ことごとく精密に仕組まれた最悪のシナリオに翻弄される刑事は相馬誠一郎(佐藤隆太)。いままでの役柄では「かわいい笑顔が似合う好青年」といった役柄が多かったが、このドラマでは一転、シリアスな演技に終始している。誘拐、殺人、数々の事件は真理亜が仕組んだシナリオ。そして、納得せざるを得ない証拠がそろい、捜査本部は「特異案件じゃあない」といった捜査の終止符を打とうとするが、どこか腑に落ちない相馬刑事は事件を不可彫りしてゆく。初盤の望月幸平のいじり方は、まさに「いじめ」に近く、その揺さぶりにまんまとぶんぶん振り回される望月幸平が不幸にも見えてくる。
すべては奥様が愛を取り戻すため
なんだかんだと事件が起き、望月幸平が窮地に立たされる展開だが、実は真理亜は夫である望月幸平の昔の愛情を取り戻したいのが動機。そのコードネームは「N31」。
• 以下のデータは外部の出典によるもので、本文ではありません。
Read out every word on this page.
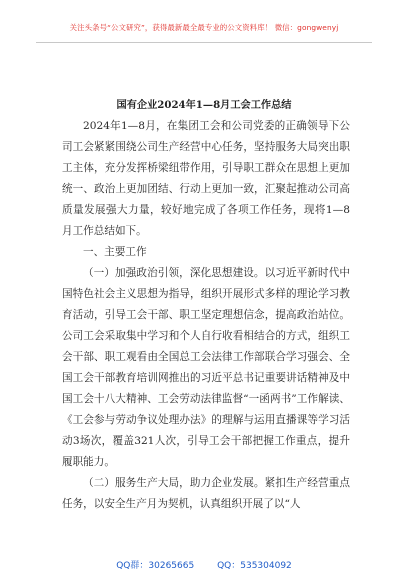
关注头条号“公文研究”，获得最新最全最专业的公文资料库！ 微信：gongwenyj
国有企业2024年1—8月工会工作总结

2024年1—8月，在集团工会和公司党委的正确领导下公司工会紧紧围绕公司生产经营中心任务，坚持服务大局突出职工主体，充分发挥桥梁纽带作用，引导职工群众在思想上更加统一、政治上更加团结、行动上更加一致，汇聚起推动公司高质量发展强大力量，较好地完成了各项工作任务，现将1—8月工作总结如下。

一、主要工作

（一）加强政治引领，深化思想建设。以习近平新时代中国特色社会主义思想为指导，组织开展形式多样的理论学习教育活动，引导工会干部、职工坚定理想信念，提高政治站位。公司工会采取集中学习和个人自行收看相结合的方式，组织工会干部、职工观看由全国总工会法律工作部联合学习强会、全国工会干部教育培训网推出的习近平总书记重要讲话精神及中国工会十八大精神、工会劳动法律监督“一函两书”工作解读、《工会参与劳动争议处理办法》的理解与运用直播课等学习活动3场次，覆盖321人次，引导工会干部把握工作重点，提升履职能力。

（二）服务生产大局，助力企业发展。紧扣生产经营重点任务，以安全生产月为契机，认真组织开展了以“人

QQ群：30265665	QQ：535304092
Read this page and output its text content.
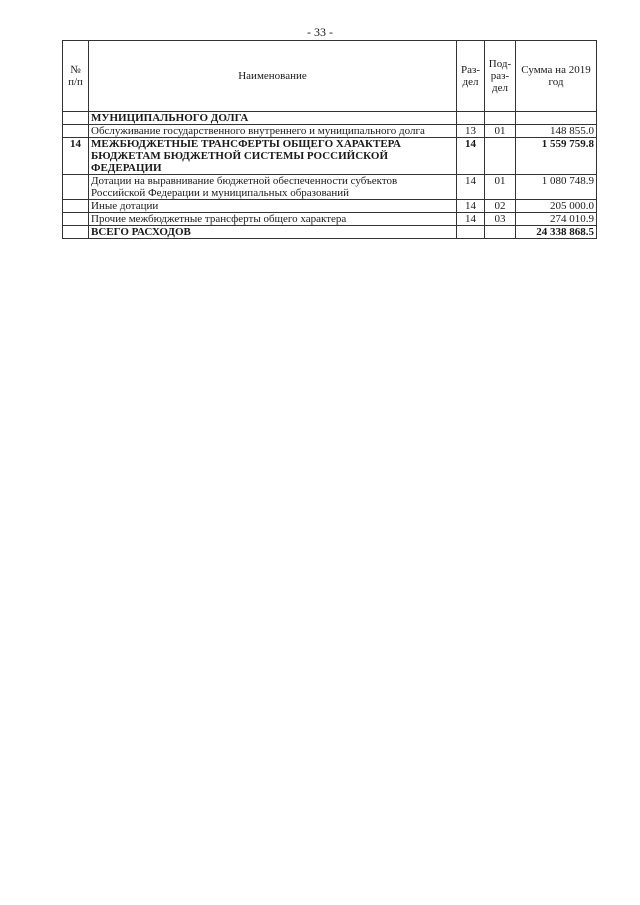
- 33 -
№ п/п	Наименование	Раз-дел	Под-раз-дел	Сумма на 2019 год
	МУНИЦИПАЛЬНОГО ДОЛГА			
	Обслуживание государственного внутреннего и муниципального долга	13	01	148 855.0
14	МЕЖБЮДЖЕТНЫЕ ТРАНСФЕРТЫ ОБЩЕГО ХАРАКТЕРА БЮДЖЕТАМ БЮДЖЕТНОЙ СИСТЕМЫ РОССИЙСКОЙ ФЕДЕРАЦИИ	14		1 559 759.8
	Дотации на выравнивание бюджетной обеспеченности субъектов Российской Федерации и муниципальных образований	14	01	1 080 748.9
	Иные дотации	14	02	205 000.0
	Прочие межбюджетные трансферты общего характера	14	03	274 010.9
	ВСЕГО РАСХОДОВ			24 338 868.5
ここでは詳しくは書かないが、結婚とは結婚を頂点にどんどんとその高まりは薄れてゆく、とお感じのご夫婦もいらっしゃるのではないだろうか。当然、そのピークのまま続く夫婦もいるのだと思うが、薄れゆく愛情を皆さんはどうやって食い止められるだろうか。真理亜は様々な仕込みをして、最後には「昔の幸平」の愛情を取り戻そうとしているだけだった。
脚本は「世にも~」「ストロベリーナイト」の黒岩勉
「いやー推理小説みたいでおもしろいなぁ」と木村佳乃の演技と2本柱は引き込まれる「脚本」
事件の詳細が、少しづつ、ひとつづつ判明することでドラマが展開してゆくのは黒岩本の特徴ではないだろうか。ただ、最後にレストランで話す望月幸平、真理亜夫妻の雰囲気。どこかで見たことが、と思ったら、最近ゴシップネタでも頻繁に取り上げられるが「ミスター&ミセススミス(アメリカ映画2005年)」のブラピ&アンジーのイメージがシンクロした。ドラマは本が半分、役者が半分と自分ではその範疇を見ているが、脚本はまさにその「半分の責務」以上に充実した内容だった。
最後の敵「それは何と身近な人々」
様々な敵と対峙し、望月夫妻が窮地に立たされる場面ではキムラ緑子の演技が光る。また、最近、見ない日はない「高橋一生」もキムラの旦那役を講演している。途中では望月幸平の義理の兄薬である横路正道(雨上がり宮迫)にもその相続遺産を盗まれながら、最後は先の鯨井夫婦に奪われそうになってゆく。今まで自分たちの友人だと信じ、表だって付き合ってきたのに、相続資産額に目がくらんで「あれよあれよ」と周りの人たちがその遺産を強奪しようと試み始める。
結果的には
最後は幸平も真理亜も幸平の実家のクリーニング屋さんで生活する。この手のお話は最後はハッピーエンドで終わってほしいなぁという王道は外していない。相続した遺産のお金も無くなり、住むところからも焼け出され、行き場のない幸平と真理亜は、実家の家業を継ぎながら、母親とも同居生活をするようになり、幸せの未来が待っているはずだった・・・。真理亜が企てた「誘拐事件」は結果的にご近所のキムラ緑子、高橋一生により本当に監禁事件へと発展してしまう。故意ではない監禁。その行為がまた、新しいもめごとの発端となってしまう。